While we were returning, I asked him to stop and I got off and headed towards a narrow bridge through which only one person can pass. I still remember I used to fear to move alone through that bridge and to overcome my fear my elder brother Sandeep Bhai always used to take me on the middle of bridge and left me alone and from the bridge end used to beacon me to come and I always used to weep and scream mummy mummy and try to move gradually. But fear has gone I was standing on that bridge and seeing that the bottom is not more than 10 ft. below. Sandeep Bhai teaching was always tough for me then. He taught me to overcome fear and see beyond this. He made me daredevil, now a day height and speed is most lovable things.
My eyes were trying to search those trees under which my cousin and I used to take rest while returning from the school. Those trees used to be our best companion in firing summer. They used to prevent us from aggressive sun and help us to keep safe our bare feet. My cousin used to run rapidly from one tree to another tree’s shadow and I used to follow his lead.
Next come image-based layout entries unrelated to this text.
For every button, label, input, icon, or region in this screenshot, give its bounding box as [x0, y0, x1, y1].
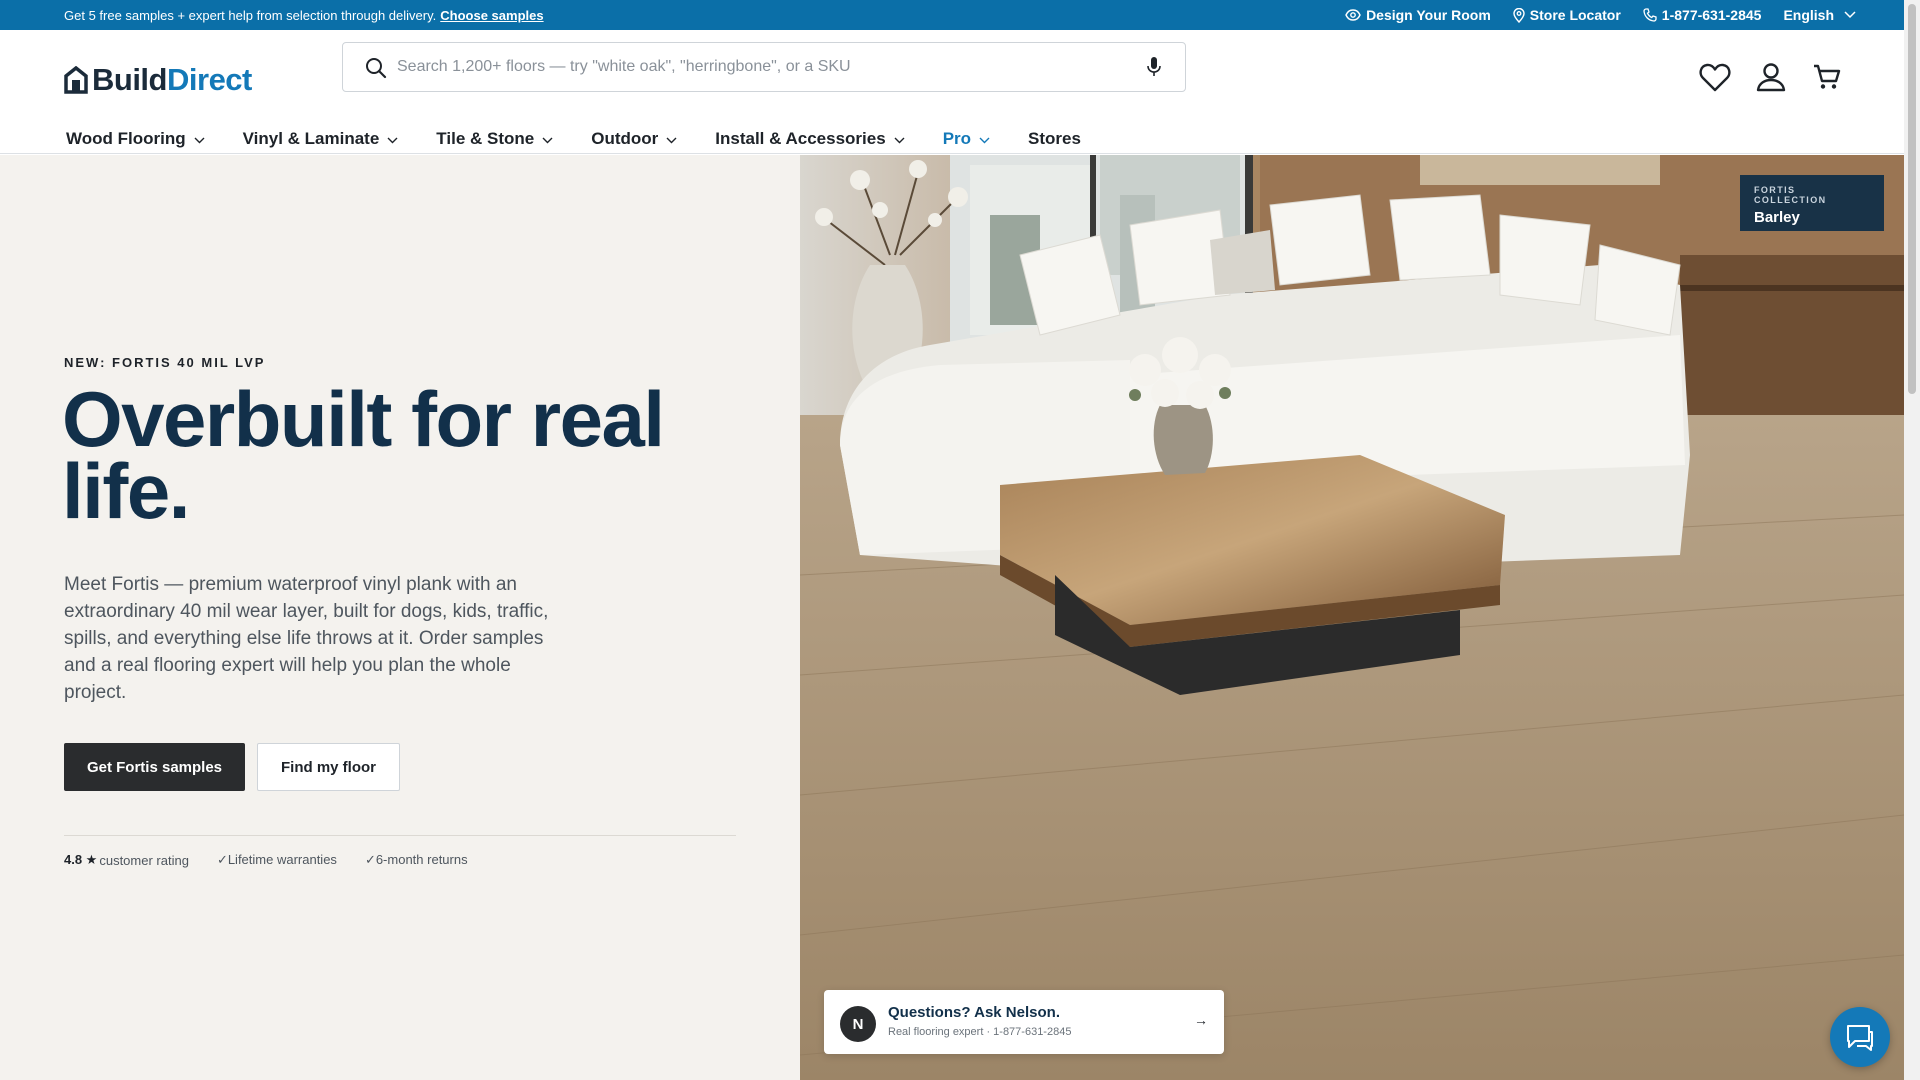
choose-samples-link[interactable]: Choose samples: [440, 8, 543, 23]
phone-label: 1-877-631-2845: [1661, 7, 1762, 23]
user-icon: [1756, 63, 1786, 92]
chevron-down-icon: [542, 137, 553, 144]
returns-policy: ✓6-month returns: [364, 852, 468, 867]
ask-nelson-card[interactable]: N Questions? Ask Nelson. Real flooring e…: [824, 990, 1224, 1054]
location-pin-icon: [1513, 7, 1525, 23]
nav-stores[interactable]: Stores: [1028, 129, 1081, 149]
hero-eyebrow: NEW: FORTIS 40 MIL LVP: [64, 355, 266, 370]
phone-link[interactable]: 1-877-631-2845: [1643, 7, 1762, 23]
nav-label: Vinyl & Laminate: [242, 129, 380, 148]
language-label: English: [1783, 7, 1834, 23]
builddirect-logo[interactable]: Build Direct: [64, 60, 252, 100]
nav-label: Stores: [1028, 129, 1081, 148]
store-locator-link[interactable]: Store Locator: [1513, 7, 1621, 23]
page-scrollbar[interactable]: [1904, 0, 1920, 1080]
chevron-down-icon: [894, 137, 905, 144]
nav-label: Tile & Stone: [436, 129, 535, 148]
promo-message: Get 5 free samples + expert help from se…: [64, 0, 544, 30]
house-logo-icon: [64, 66, 88, 94]
eye-icon: [1345, 9, 1361, 21]
utility-links: Design Your Room Store Locator 1-877-631…: [1323, 0, 1856, 30]
arrow-right-icon: →: [1194, 1012, 1208, 1028]
chevron-down-icon: [666, 137, 677, 144]
nav-install-accessories[interactable]: Install & Accessories: [715, 129, 905, 149]
nav-outdoor[interactable]: Outdoor: [591, 129, 677, 149]
design-room-label: Design Your Room: [1366, 7, 1491, 23]
main-nav: Wood Flooring Vinyl & Laminate Tile & St…: [66, 124, 1119, 154]
nav-label: Outdoor: [591, 129, 659, 148]
hero-image: FORTIS COLLECTION Barley N Questions? As…: [800, 155, 1904, 1080]
logo-text-build: Build: [92, 62, 168, 97]
account-button[interactable]: [1752, 58, 1790, 96]
phone-icon: [1643, 8, 1657, 22]
chat-button[interactable]: [1830, 1007, 1890, 1067]
nelson-question: Questions? Ask Nelson.: [888, 1004, 1060, 1021]
nelson-avatar: N: [840, 1006, 876, 1042]
hero-description: Meet Fortis — premium waterproof vinyl p…: [64, 574, 549, 703]
language-selector[interactable]: English: [1783, 7, 1856, 23]
hero-content: NEW: FORTIS 40 MIL LVP Overbuilt for rea…: [0, 155, 800, 1080]
header-actions: [1678, 58, 1846, 96]
microphone-icon[interactable]: [1147, 56, 1161, 78]
hero-headline: Overbuilt for real life.: [62, 375, 665, 535]
cart-button[interactable]: [1808, 58, 1846, 96]
nav-tile-stone[interactable]: Tile & Stone: [436, 129, 553, 149]
hero-divider: [64, 835, 736, 836]
collection-badge: FORTIS COLLECTION Barley: [1740, 175, 1884, 231]
site-header: BuildDirect Wood Flooring Vinyl & Lamina…: [0, 30, 1920, 154]
logo-text-direct: Direct: [167, 62, 252, 97]
wishlist-button[interactable]: [1696, 58, 1734, 96]
get-fortis-samples-button[interactable]: Get Fortis samples: [64, 743, 245, 791]
badge-kicker: FORTIS COLLECTION: [1754, 185, 1827, 205]
heart-icon: [1699, 63, 1731, 92]
chevron-down-icon: [979, 137, 990, 144]
scrollbar-thumb[interactable]: [1908, 4, 1916, 394]
trust-badges: 4.8 ★ customer rating ✓Lifetime warrantie…: [64, 852, 496, 868]
chevron-down-icon: [1844, 11, 1856, 19]
rating-label: customer rating: [99, 852, 189, 868]
lifetime-warranty: ✓Lifetime warranties: [216, 852, 337, 867]
find-my-floor-button[interactable]: Find my floor: [257, 743, 400, 791]
promo-text: Get 5 free samples + expert help from se…: [64, 7, 437, 23]
nav-label: Install & Accessories: [715, 129, 886, 148]
customer-rating: 4.8 ★ customer rating: [64, 852, 189, 868]
nav-wood-flooring[interactable]: Wood Flooring: [66, 129, 205, 149]
chat-icon: [1847, 1025, 1873, 1051]
chevron-down-icon: [194, 137, 205, 144]
search-icon[interactable]: [365, 57, 387, 79]
store-locator-label: Store Locator: [1529, 7, 1621, 23]
living-room-photo: [800, 155, 1904, 1080]
nelson-subtitle: Real flooring expert · 1-877-631-2845: [888, 1026, 1072, 1038]
badge-name: Barley: [1754, 209, 1800, 226]
nav-vinyl-laminate[interactable]: Vinyl & Laminate: [243, 129, 399, 149]
nav-label: Wood Flooring: [66, 129, 186, 148]
cart-icon: [1814, 64, 1841, 89]
promo-bar: Get 5 free samples + expert help from se…: [0, 0, 1920, 30]
rating-value: 4.8 ★: [64, 852, 98, 867]
search-input[interactable]: [397, 44, 1117, 90]
chevron-down-icon: [387, 137, 398, 144]
search-bar: [342, 42, 1186, 92]
nav-label: Pro: [942, 129, 972, 148]
nav-pro[interactable]: Pro: [943, 129, 990, 149]
design-room-link[interactable]: Design Your Room: [1345, 7, 1491, 23]
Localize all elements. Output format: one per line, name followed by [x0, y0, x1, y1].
And these days, even on the occasion of Holi, he journeys one city to another city to grow his construction company and I am residing in another city to have higher education.
On the way I was missing both those trees which have been cut down and my cousin who was in Varanasi at that time. These are the childhood’s memories some is painful what I don’t want to face, some is reality of struggle and some are funny moments what I think and smile. It is the journey of gaining experience from the day we born and the day I am living, doesn’t matter how it was but gave me good learning what I am going to keep safe.